I think this is the point I started liking Clovis. Up till now he’s been trying way too hard to be the dark and mysterious reincarnation of William Blake, spouting poetry at every turn, even when it didn’t make a whole lot of sense. Faced with a bare-chested Rastafarian who doesn’t appreciate poetry, he kinda just gives up and starts talking normally a bit for a change.
Unfortunately it doesn’t last. Wise man… tree… what?
Now we’re on… Mars?
The camera swivels around and it’s… Ray.
What the everliving fuck.
Ray wakes up with a stiffy. Hey, at least the dream didn’t have unicorns in it.
Future fashion is always a shifting target. Star Trek and other sci-fi at the time had people wearing tight body suits and what not, to make them look spacey and futuristic. Blade Runner mostly had most people dressed in raincoats and grungy clothing, but on most of women main characters I think they took the position that fashion was inherently retarded looking to anyone not living in that time period. I don’t know how else to explain people running around wearing clear plastic vinyl for clothing.
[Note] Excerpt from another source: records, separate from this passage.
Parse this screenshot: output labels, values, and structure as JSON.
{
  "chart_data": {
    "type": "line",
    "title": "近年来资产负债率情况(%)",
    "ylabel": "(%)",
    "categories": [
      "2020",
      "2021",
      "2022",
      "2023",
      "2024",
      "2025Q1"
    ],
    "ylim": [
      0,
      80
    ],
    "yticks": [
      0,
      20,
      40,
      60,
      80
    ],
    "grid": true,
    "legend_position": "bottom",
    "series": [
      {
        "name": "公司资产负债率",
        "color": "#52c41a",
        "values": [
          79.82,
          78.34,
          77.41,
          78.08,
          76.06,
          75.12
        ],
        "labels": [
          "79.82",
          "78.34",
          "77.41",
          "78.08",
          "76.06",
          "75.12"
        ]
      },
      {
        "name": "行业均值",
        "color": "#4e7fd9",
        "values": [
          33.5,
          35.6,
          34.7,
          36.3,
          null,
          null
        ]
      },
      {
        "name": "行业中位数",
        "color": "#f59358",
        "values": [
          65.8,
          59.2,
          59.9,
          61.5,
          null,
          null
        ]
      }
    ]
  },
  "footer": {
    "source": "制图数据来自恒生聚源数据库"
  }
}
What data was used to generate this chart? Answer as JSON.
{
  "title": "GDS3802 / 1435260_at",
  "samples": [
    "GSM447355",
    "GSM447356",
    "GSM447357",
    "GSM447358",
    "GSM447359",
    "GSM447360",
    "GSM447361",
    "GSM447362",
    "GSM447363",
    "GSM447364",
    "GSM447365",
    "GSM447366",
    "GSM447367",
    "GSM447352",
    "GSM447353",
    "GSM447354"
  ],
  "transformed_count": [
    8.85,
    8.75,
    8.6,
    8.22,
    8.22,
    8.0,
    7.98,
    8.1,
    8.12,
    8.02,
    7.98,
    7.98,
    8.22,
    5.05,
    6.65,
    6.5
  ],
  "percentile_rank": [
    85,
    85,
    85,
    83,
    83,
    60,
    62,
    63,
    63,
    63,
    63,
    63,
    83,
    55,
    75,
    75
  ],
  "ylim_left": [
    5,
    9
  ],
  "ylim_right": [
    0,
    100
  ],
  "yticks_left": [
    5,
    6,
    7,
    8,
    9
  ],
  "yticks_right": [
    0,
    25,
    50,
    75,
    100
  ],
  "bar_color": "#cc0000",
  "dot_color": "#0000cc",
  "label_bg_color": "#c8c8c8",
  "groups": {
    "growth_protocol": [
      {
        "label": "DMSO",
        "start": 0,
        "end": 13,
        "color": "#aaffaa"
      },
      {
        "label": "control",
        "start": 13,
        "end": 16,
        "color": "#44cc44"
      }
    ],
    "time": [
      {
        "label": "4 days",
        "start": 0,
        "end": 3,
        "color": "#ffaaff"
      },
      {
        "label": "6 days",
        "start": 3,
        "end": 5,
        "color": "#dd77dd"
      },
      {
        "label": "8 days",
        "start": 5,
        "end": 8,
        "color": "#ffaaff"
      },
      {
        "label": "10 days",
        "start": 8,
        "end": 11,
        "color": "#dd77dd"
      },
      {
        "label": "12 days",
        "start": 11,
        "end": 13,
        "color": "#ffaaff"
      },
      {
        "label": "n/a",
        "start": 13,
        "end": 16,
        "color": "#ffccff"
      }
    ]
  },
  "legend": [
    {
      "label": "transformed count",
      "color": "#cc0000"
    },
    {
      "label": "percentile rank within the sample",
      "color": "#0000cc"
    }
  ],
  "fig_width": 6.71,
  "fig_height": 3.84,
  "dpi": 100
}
I said that same thing about those black Capri pants that every girl was wearing a few years back, and they came and went. I think the moral of the story is, I feel old.
Aww, Runciter was a kiddie diddler.
We’ll have to go back and cap him in the head later.
We’ll see. We’ll see.
Bad Ray! Stop staring at the fourteen year old’s chest, Ray!
She’s holding a teddy bear for crying out loud.
Great.
Too much to ask for the little pink haired lolita to just untie us, huh.